What do you want, entitlement reform or more tax cuts? While President Bush's soaring campaign rhetoric promises Americans that they can have it all -- new and expanded tax credits for private health, savings, and retirement accounts plus big permanent tax cuts -- the reality is beginning to bite. The cost of these ambitious plans, on top of committed expenditures for the new Medicare drug benefit, the war in Iraq, homeland security, agriculture, energy, highways, education, and more, will add trillions of dollars to a federal budget deficit already spinning out of control. Responsible Republicans are beginning to say that Bush must make a choice between his radical plan to change Social Security, health care, and savings programs and making his first-term tax cuts permanent. The wise choice would be to go with entitlement reform. America is facing a severe crisis as its health-care system cracks and the baby boomers approach retirement. The oldest hit 62 in just four years, and many will then begin to draw on Social Security. Three years later, in 2011, they will be eligible for Medicare. Time is running out.
The need for a choice becomes clear when the numbers are run. The latest budget estimate by the Congressional Budget Office projects deficits of $2.3 trillion over the next 10 years. That assumes all of the tax cuts on income, estates, capital gains, and dividends passed in the first Bush term expire as scheduled. If they are made permanent, deficits surge to $3.6 trillion through 2014. Add in the $1 trillion to get rid of the onerous alternative minimum tax, and the budget deficit soars close to $5 trillion over the next decade.
These dismal figures don't include the entitlement reforms proposed by the President. Health savings accounts, perhaps his best idea, encourage companies to offer employees 40l(k)-style tax advantaged accounts if they accept high deductible catastrophic health insurance. Employees can contribute up to an amount equal to the deductible (at least $2000 for a family) with the money going to pay day-to-day doctors' bills. If it isn't spent, the money rolls over year after year. Bush is proposing to sweeten HSAs by allowing individuals to take a tax deduction for the share of the premiums they pay to buy high-deductible coverage. The self-employed who set up HSAs and buy their own catastrophic insurance can deduct the full premium. But HSAs come with a price -- lost tax revenue of up to $30 billion over ten years. And proposals for lifetime and retirement savings accounts would cost billions of dollars in the long run.

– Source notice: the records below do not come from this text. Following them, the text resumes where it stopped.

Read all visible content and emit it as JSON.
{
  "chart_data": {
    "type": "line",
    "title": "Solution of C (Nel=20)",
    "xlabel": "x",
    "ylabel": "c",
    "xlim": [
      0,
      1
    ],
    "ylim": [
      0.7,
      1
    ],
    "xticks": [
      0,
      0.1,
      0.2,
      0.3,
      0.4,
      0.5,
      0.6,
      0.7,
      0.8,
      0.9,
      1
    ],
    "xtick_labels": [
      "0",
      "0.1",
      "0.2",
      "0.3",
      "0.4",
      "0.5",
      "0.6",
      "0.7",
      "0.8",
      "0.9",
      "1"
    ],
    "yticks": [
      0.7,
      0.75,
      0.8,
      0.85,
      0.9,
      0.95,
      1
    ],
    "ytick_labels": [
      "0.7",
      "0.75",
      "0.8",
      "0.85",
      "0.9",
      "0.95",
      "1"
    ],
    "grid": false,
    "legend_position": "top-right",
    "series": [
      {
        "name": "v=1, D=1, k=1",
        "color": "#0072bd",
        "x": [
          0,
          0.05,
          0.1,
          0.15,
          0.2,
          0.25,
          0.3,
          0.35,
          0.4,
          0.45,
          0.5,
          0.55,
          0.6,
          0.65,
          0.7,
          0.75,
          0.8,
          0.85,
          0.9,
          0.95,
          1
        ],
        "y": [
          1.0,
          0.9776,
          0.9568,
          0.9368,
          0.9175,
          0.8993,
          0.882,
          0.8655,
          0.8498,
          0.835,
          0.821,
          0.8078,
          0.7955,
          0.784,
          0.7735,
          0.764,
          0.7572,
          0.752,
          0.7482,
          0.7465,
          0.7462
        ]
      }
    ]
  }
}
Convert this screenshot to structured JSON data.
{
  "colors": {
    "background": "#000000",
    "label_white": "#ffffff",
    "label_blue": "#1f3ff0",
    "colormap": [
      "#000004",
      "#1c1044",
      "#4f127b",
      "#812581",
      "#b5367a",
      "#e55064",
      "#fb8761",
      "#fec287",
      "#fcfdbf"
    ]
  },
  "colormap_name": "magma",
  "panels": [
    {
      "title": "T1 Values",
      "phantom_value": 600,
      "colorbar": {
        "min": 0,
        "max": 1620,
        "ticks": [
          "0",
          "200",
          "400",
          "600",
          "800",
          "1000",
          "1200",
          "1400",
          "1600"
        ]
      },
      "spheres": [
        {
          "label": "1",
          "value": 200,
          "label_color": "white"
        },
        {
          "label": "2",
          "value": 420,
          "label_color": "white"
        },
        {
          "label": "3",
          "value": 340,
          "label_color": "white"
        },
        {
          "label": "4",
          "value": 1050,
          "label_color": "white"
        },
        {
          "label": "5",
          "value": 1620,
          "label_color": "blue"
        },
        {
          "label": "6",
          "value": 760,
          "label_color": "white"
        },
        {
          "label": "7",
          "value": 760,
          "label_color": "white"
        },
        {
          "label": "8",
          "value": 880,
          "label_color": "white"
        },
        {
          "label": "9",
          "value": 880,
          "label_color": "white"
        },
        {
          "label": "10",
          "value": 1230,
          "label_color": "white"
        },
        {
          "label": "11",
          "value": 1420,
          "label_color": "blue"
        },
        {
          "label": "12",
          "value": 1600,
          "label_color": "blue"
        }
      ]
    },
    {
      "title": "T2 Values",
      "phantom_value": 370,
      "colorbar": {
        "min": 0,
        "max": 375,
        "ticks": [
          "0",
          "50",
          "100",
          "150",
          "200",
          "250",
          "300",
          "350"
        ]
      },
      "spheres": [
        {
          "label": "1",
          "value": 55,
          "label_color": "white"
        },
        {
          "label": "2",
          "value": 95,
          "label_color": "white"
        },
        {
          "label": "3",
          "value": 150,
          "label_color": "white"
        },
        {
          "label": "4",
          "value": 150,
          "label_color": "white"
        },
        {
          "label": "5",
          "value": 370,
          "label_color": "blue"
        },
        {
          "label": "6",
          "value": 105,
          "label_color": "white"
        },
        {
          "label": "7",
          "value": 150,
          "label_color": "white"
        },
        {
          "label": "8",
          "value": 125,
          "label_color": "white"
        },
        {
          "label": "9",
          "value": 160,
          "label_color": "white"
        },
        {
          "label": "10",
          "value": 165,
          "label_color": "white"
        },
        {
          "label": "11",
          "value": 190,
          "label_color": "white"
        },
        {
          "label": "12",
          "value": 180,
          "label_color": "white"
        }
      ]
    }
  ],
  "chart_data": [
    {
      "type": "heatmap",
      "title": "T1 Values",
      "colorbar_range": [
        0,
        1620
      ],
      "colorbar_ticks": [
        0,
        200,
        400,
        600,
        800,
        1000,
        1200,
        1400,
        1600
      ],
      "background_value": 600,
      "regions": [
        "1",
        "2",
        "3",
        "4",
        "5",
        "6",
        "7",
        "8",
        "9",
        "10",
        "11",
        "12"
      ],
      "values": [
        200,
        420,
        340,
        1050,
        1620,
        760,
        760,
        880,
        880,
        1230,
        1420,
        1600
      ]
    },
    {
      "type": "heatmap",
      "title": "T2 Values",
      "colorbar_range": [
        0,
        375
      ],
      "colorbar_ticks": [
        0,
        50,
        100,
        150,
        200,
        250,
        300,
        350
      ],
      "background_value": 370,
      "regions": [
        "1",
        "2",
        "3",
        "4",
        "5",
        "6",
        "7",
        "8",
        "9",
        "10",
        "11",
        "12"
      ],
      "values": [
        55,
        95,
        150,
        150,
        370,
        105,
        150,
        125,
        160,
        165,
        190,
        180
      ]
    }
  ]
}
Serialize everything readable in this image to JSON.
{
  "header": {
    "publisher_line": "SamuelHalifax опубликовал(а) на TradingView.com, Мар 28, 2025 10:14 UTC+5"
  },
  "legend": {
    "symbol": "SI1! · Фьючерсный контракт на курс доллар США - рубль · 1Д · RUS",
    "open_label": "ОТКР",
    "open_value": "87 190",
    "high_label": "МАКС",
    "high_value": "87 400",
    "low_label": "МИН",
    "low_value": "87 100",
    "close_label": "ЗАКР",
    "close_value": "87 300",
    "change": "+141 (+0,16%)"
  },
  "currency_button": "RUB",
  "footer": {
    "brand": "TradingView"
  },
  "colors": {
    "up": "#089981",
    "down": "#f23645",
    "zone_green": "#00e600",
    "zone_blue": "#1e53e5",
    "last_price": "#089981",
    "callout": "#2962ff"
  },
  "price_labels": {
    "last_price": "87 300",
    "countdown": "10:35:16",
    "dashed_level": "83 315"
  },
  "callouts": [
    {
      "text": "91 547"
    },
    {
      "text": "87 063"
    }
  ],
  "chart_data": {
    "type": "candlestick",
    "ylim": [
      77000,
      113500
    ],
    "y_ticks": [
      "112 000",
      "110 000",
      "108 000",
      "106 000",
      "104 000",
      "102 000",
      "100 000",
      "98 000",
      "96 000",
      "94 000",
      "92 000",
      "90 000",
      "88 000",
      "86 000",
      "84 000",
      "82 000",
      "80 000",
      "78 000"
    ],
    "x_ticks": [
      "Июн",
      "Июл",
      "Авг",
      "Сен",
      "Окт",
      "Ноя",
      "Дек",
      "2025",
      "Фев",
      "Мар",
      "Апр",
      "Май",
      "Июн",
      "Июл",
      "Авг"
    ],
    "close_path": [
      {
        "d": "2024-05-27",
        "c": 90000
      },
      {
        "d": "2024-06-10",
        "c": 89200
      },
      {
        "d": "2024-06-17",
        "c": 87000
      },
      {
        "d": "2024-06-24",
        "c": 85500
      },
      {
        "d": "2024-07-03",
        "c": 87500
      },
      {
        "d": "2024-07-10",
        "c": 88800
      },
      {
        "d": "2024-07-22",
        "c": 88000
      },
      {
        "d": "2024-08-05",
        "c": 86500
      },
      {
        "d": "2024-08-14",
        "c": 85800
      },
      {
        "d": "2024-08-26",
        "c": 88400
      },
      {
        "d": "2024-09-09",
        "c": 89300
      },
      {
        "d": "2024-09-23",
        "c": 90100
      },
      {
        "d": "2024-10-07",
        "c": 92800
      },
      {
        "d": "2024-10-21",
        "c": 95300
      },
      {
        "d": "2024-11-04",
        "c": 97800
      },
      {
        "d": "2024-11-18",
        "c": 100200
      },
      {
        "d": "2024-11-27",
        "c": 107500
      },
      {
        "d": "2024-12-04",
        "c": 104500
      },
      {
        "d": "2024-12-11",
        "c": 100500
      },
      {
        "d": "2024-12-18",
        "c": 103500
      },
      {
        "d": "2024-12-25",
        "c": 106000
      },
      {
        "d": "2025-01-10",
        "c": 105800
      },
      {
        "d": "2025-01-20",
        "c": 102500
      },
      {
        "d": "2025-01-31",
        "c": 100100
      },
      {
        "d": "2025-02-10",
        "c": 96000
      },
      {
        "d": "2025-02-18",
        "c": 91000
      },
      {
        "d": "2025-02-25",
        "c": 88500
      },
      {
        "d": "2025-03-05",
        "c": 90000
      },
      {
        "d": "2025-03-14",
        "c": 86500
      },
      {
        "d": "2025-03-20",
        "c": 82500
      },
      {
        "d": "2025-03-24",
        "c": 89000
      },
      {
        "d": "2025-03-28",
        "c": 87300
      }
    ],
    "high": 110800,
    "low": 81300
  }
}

Reforming Social Security, high on the Bush list of entitlement reforms, comes at a higher price. While there are differing opinions over how fast Social Security will run out of money, Federal Reserve Chairman Alan Greenspan believes that unless actions are taken soon to deal with Social Security and Medicare, the deficit will worsen dramatically. Bush's solution, to shift two percentage points of the 12.4% payroll tax into private retirement accounts, may benefit the young, but it would cost the Treasury $1 trillion to $2 trillion over 10 years, as the government pays its obligations to older retirees.
It is disingenuous of President Bush to run on this kind of fiscal folly. Add up all the promises, and you generate deficits up to $7 trillion, $8 trillion, or $9 trillion over a decade -- a crushing legacy for our children and grandchildren. It's time for real choices to be made.